Churchill Downs, home racetrack of the Kentucky Derby, announced new safety measures on Thursday following 12 recent equine deaths, including limiting horses to four starts in eight weeks.

The moves, to begin immediately, came after a special meeting Thursday involving track officials and horse owners based at the famed Louisville, Kentucky, track.

Horses will be restricted to four starts in a rolling eight-week span with eligibility bans for poor performing horses.

Horses beaten by more than 12 lengths in five consecutive starts will be ineligible to race at Churchill Downs until approved to return by the track's equine medical director.

Officials also paused a program of track-based incentives, including trainer start bonuses and purse payout allocations to every race finisher through last. Purse payouts will be limited to the top-five finishers.

Churchill Downs officials are in talks with horse owners about how to reallocate funds best for the industry.

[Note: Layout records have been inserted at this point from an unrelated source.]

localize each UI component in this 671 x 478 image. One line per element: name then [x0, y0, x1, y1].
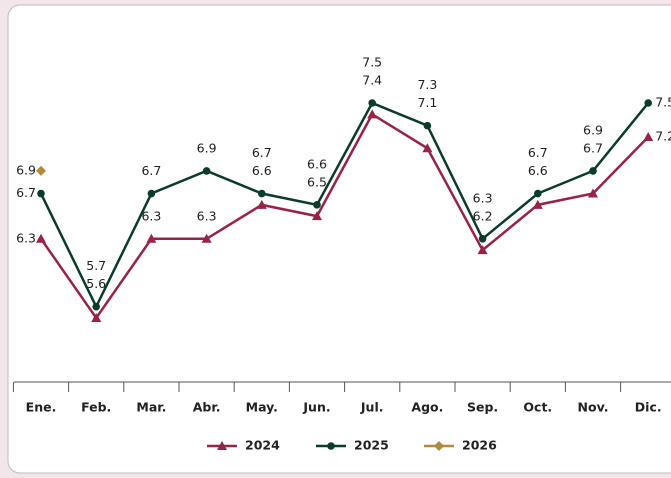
marker [312, 211, 322, 221]
x-tick-label: Oct. [523, 400, 552, 415]
legend-label: 2025 [354, 438, 389, 453]
x-tick-label: Jul. [360, 400, 384, 415]
marker [478, 234, 487, 243]
x-tick-label: Abr. [193, 400, 221, 415]
marker [92, 302, 100, 311]
marker [532, 199, 543, 209]
data-label: 6.3 [473, 190, 493, 205]
legend-label: 2026 [462, 438, 497, 453]
legend-label: 2024 [245, 438, 280, 453]
x-tick-label: Dic. [635, 400, 662, 415]
marker [258, 189, 266, 198]
data-label: 6.3 [16, 230, 36, 245]
x-tick-label: May. [246, 400, 278, 415]
data-label: 6.7 [528, 145, 548, 160]
data-label: 6.6 [252, 163, 272, 178]
marker [37, 189, 45, 198]
data-label: 7.3 [417, 77, 437, 92]
data-label: 6.3 [197, 208, 217, 223]
data-label: 6.9 [197, 140, 217, 155]
data-label: 6.9 [16, 162, 36, 177]
data-label: 5.6 [86, 276, 106, 291]
card [7, 4, 671, 474]
marker [644, 99, 652, 107]
data-label: 6.7 [583, 140, 603, 155]
data-label: 6.6 [528, 163, 548, 178]
marker [367, 109, 378, 119]
data-label: 7.1 [417, 95, 437, 110]
data-label: 6.5 [307, 174, 327, 189]
marker [201, 233, 212, 243]
marker [147, 189, 156, 198]
data-label: 6.3 [141, 208, 161, 223]
marker [643, 131, 654, 141]
marker [477, 245, 488, 255]
data-label: 6.7 [16, 185, 36, 200]
legend: 2024 2025 2026 [207, 438, 497, 453]
plot: Ene. Feb. Mar. Abr. May. Jun. Jul. Ago. Sep. Oct.… [12, 55, 671, 453]
marker [589, 167, 597, 175]
marker [217, 441, 227, 450]
series-line [39, 101, 650, 310]
data-label: 7.5 [655, 95, 671, 110]
data-label: 7.4 [362, 73, 382, 88]
data-label: 6.2 [473, 208, 493, 223]
marker [422, 143, 433, 153]
x-tick-label: Ene. [26, 400, 57, 415]
marker [146, 233, 157, 243]
data-label: 6.7 [252, 145, 272, 160]
series-line [39, 112, 650, 321]
marker [91, 313, 102, 322]
data-label: 7.5 [362, 55, 382, 70]
data-label: 6.9 [583, 122, 603, 137]
marker [368, 99, 377, 107]
data-label: 7.2 [655, 128, 671, 143]
data-label: 6.7 [141, 163, 161, 178]
x-tick-label: Feb. [81, 400, 111, 415]
marker [313, 201, 321, 209]
data-label: 6.6 [307, 156, 327, 171]
x-tick-label: Ago. [411, 400, 443, 415]
marker [36, 233, 46, 243]
marker [327, 442, 335, 450]
marker [36, 165, 46, 176]
marker [434, 441, 444, 451]
marker [423, 121, 432, 130]
marker [534, 189, 542, 198]
data-label: 5.7 [86, 258, 106, 273]
marker [588, 188, 598, 198]
x-tick-label: Mar. [136, 400, 166, 415]
x-tick-label: Nov. [578, 400, 609, 415]
marker [202, 167, 211, 175]
x-tick-label: Sep. [467, 400, 498, 415]
marker [256, 199, 267, 209]
x-tick-label: Jun. [302, 400, 330, 415]
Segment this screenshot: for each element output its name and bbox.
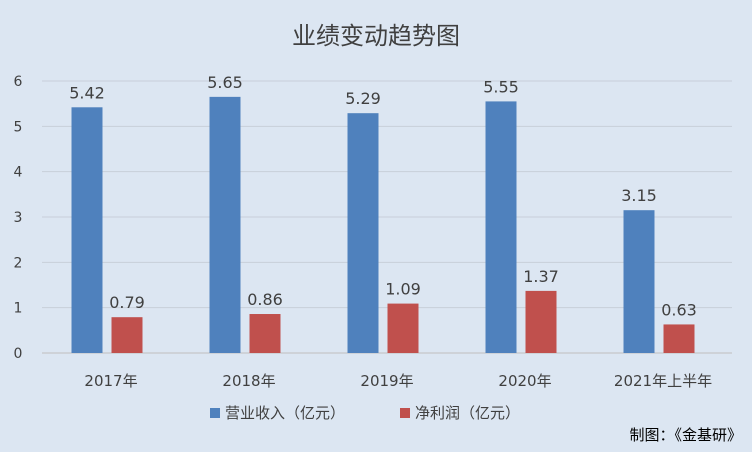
bar-revenue: [71, 107, 103, 353]
data-label: 3.15: [621, 186, 657, 205]
data-label: 1.37: [523, 267, 559, 286]
chart-title: 业绩变动趋势图: [292, 22, 460, 50]
y-tick-label: 2: [14, 255, 23, 271]
x-tick-label: 2020年: [498, 372, 551, 390]
bar-revenue: [623, 210, 655, 353]
y-tick-label: 4: [14, 165, 23, 181]
bar-revenue: [209, 96, 241, 353]
y-tick-label: 3: [14, 210, 23, 226]
bar-revenue: [347, 113, 379, 353]
bar-profit: [387, 303, 419, 353]
data-label: 0.79: [109, 293, 145, 312]
x-tick-label: 2019年: [360, 372, 413, 390]
y-tick-label: 0: [14, 346, 23, 362]
y-tick-label: 1: [14, 301, 23, 317]
data-label: 0.63: [661, 300, 697, 319]
bar-revenue: [485, 101, 517, 354]
data-label: 5.42: [69, 83, 105, 102]
data-label: 5.65: [207, 73, 243, 92]
data-label: 0.86: [247, 290, 283, 309]
bar-profit: [111, 317, 143, 353]
x-tick-label: 2018年: [222, 372, 275, 390]
data-label: 1.09: [385, 280, 421, 299]
bar-profit: [525, 290, 557, 353]
bar-profit: [249, 314, 281, 353]
y-tick-label: 6: [14, 74, 23, 90]
bar-profit: [663, 324, 695, 353]
credit-text: 制图：《金基研》: [629, 426, 742, 444]
legend-swatch: [400, 408, 410, 418]
x-tick-label: 2017年: [84, 372, 137, 390]
data-label: 5.29: [345, 89, 381, 108]
legend-label: 营业收入（亿元）: [225, 404, 345, 422]
y-tick-label: 5: [14, 119, 23, 135]
legend-label: 净利润（亿元）: [415, 404, 520, 422]
legend-swatch: [210, 408, 220, 418]
data-label: 5.55: [483, 77, 519, 96]
x-tick-label: 2021年上半年: [614, 372, 712, 390]
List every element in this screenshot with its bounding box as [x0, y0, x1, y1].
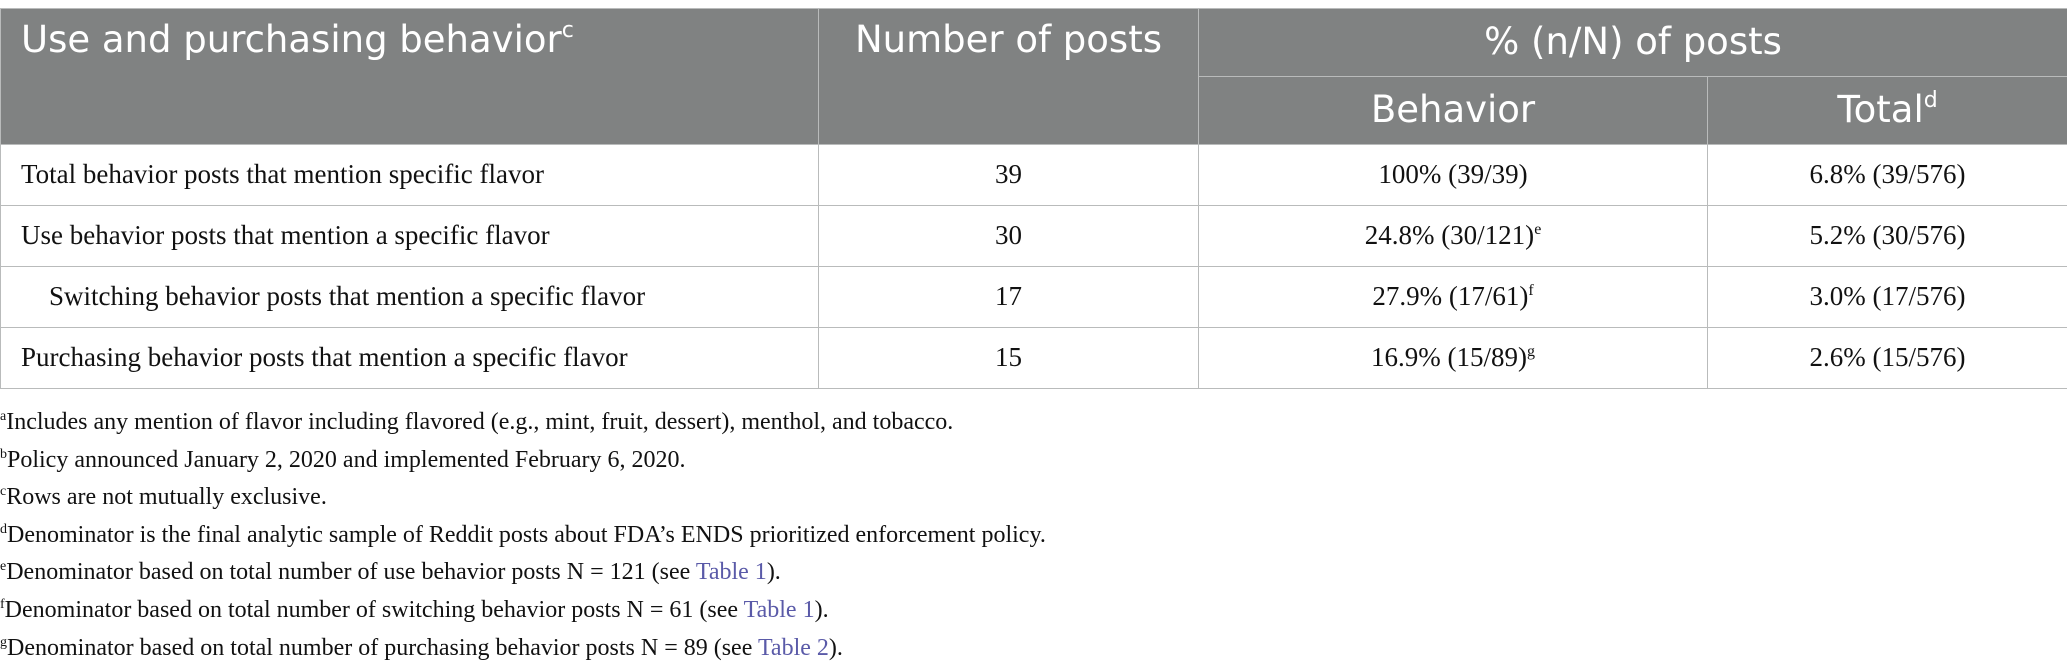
row-behavior-percent: 100% (39/39) [1198, 144, 1708, 206]
table-1-link[interactable]: Table 1 [695, 559, 767, 586]
row-behavior-percent: 24.8% (30/121)e [1198, 205, 1708, 267]
footnote-text: Denominator based on total number of use… [6, 559, 696, 586]
cell-value: 24.8% (30/121) [1364, 220, 1535, 251]
table-container: Use and purchasing behaviorc Number of p… [0, 8, 2067, 389]
cell-value: 16.9% (15/89) [1371, 342, 1527, 373]
footnote-marker: g [1526, 343, 1535, 361]
footnote-text: Rows are not mutually exclusive. [6, 484, 327, 511]
footnote-text: ). [814, 596, 829, 623]
footnote-text: ). [828, 634, 843, 661]
row-behavior-percent: 27.9% (17/61)f [1198, 266, 1708, 328]
footnote-marker: e [1534, 221, 1542, 239]
footnote-marker: c [0, 484, 7, 500]
footnote-text: Includes any mention of flavor including… [6, 409, 954, 435]
row-label: Purchasing behavior posts that mention a… [0, 327, 819, 389]
footnote-f: fDenominator based on total number of sw… [0, 592, 1046, 630]
table-1-link[interactable]: Table 1 [743, 596, 815, 623]
footnote-marker: g [0, 634, 7, 650]
footnote-g: gDenominator based on total number of pu… [0, 630, 1046, 668]
footnote-text: Policy announced January 2, 2020 and imp… [7, 446, 686, 473]
footnote-marker: f [1528, 282, 1534, 300]
cell-value: 27.9% (17/61) [1372, 281, 1529, 312]
row-label: Switching behavior posts that mention a … [0, 266, 819, 328]
footnotes: aIncludes any mention of flavor includin… [0, 404, 1046, 667]
footnote-e: eDenominator based on total number of us… [0, 554, 1046, 592]
footnote-marker: b [0, 446, 7, 462]
footnote-marker: d [0, 521, 7, 537]
row-behavior-percent: 16.9% (15/89)g [1198, 327, 1708, 389]
footnote-marker: d [1923, 87, 1938, 113]
footnote-text: ). [766, 559, 781, 586]
row-total-percent: 2.6% (15/576) [1706, 327, 2067, 389]
footnote-c: cRows are not mutually exclusive. [0, 479, 1046, 517]
row-count: 17 [818, 266, 1199, 328]
table-row: Use behavior posts that mention a specif… [0, 205, 2067, 267]
row-count: 15 [818, 327, 1199, 389]
table-2-link[interactable]: Table 2 [757, 634, 829, 661]
table-row: Total behavior posts that mention specif… [0, 144, 2067, 206]
row-label: Use behavior posts that mention a specif… [0, 205, 819, 267]
header-total: Totald [1706, 76, 2067, 145]
footnote-text: Denominator is the final analytic sample… [7, 521, 1046, 548]
footnote-d: dDenominator is the final analytic sampl… [0, 517, 1046, 555]
row-count: 30 [818, 205, 1199, 267]
row-total-percent: 3.0% (17/576) [1706, 266, 2067, 328]
header-number-of-posts: Number of posts [818, 8, 1199, 145]
table-row: Switching behavior posts that mention a … [0, 266, 2067, 328]
footnote-a: aIncludes any mention of flavor includin… [0, 404, 1046, 442]
cell-value: 100% (39/39) [1378, 159, 1528, 190]
footnote-b: bPolicy announced January 2, 2020 and im… [0, 442, 1046, 480]
header-label: Use and purchasing behavior [21, 18, 562, 61]
footnote-text: Denominator based on total number of pur… [7, 634, 758, 661]
footnote-text: Denominator based on total number of swi… [4, 596, 744, 623]
header-behavior: Behavior [1198, 76, 1708, 145]
header-use-purchasing-behavior: Use and purchasing behaviorc [0, 8, 819, 145]
footnote-marker: e [0, 559, 7, 575]
row-total-percent: 6.8% (39/576) [1706, 144, 2067, 206]
header-label: Total [1837, 88, 1924, 132]
row-label: Total behavior posts that mention specif… [0, 144, 819, 206]
results-table: Use and purchasing behaviorc Number of p… [0, 8, 2067, 389]
header-percent-of-posts: % (n/N) of posts [1197, 8, 2067, 77]
table-row: Purchasing behavior posts that mention a… [0, 327, 2067, 389]
row-count: 39 [818, 144, 1199, 206]
footnote-marker: a [0, 409, 7, 424]
row-total-percent: 5.2% (30/576) [1706, 205, 2067, 267]
footnote-marker: f [0, 596, 5, 612]
footnote-marker: c [561, 17, 574, 43]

Mage won the Kentucky Derby on May 6 but that capped a tumultuous week at the iconic grounds where seven horses died within 10 days, two euthanized in support races on Derby day -- Chloe's Dream and Freezing Point -- after being taken from the course by horse ambulance.

The meeting also received a presentation from California-based equine surgeon Dr. Ryan Carpenter regarding advanced interventions that could be considered for certain equine injuries.

"Attending veterinarians and trainers at Churchill Downs are incredibly capable and knowledgeable," track equine medical director Dr. Will Farmer said.

"We feel a duty to provide the latest information on surgical interventions from an expert who experienced the challenges in California a few years ago that we currently face today.

"Any decision must be made first and foremost with the long-term well-being of the horse in mind. It's imperative that all available, educated and informed options can be efficiently, confidently and thoroughly relayed to the owners."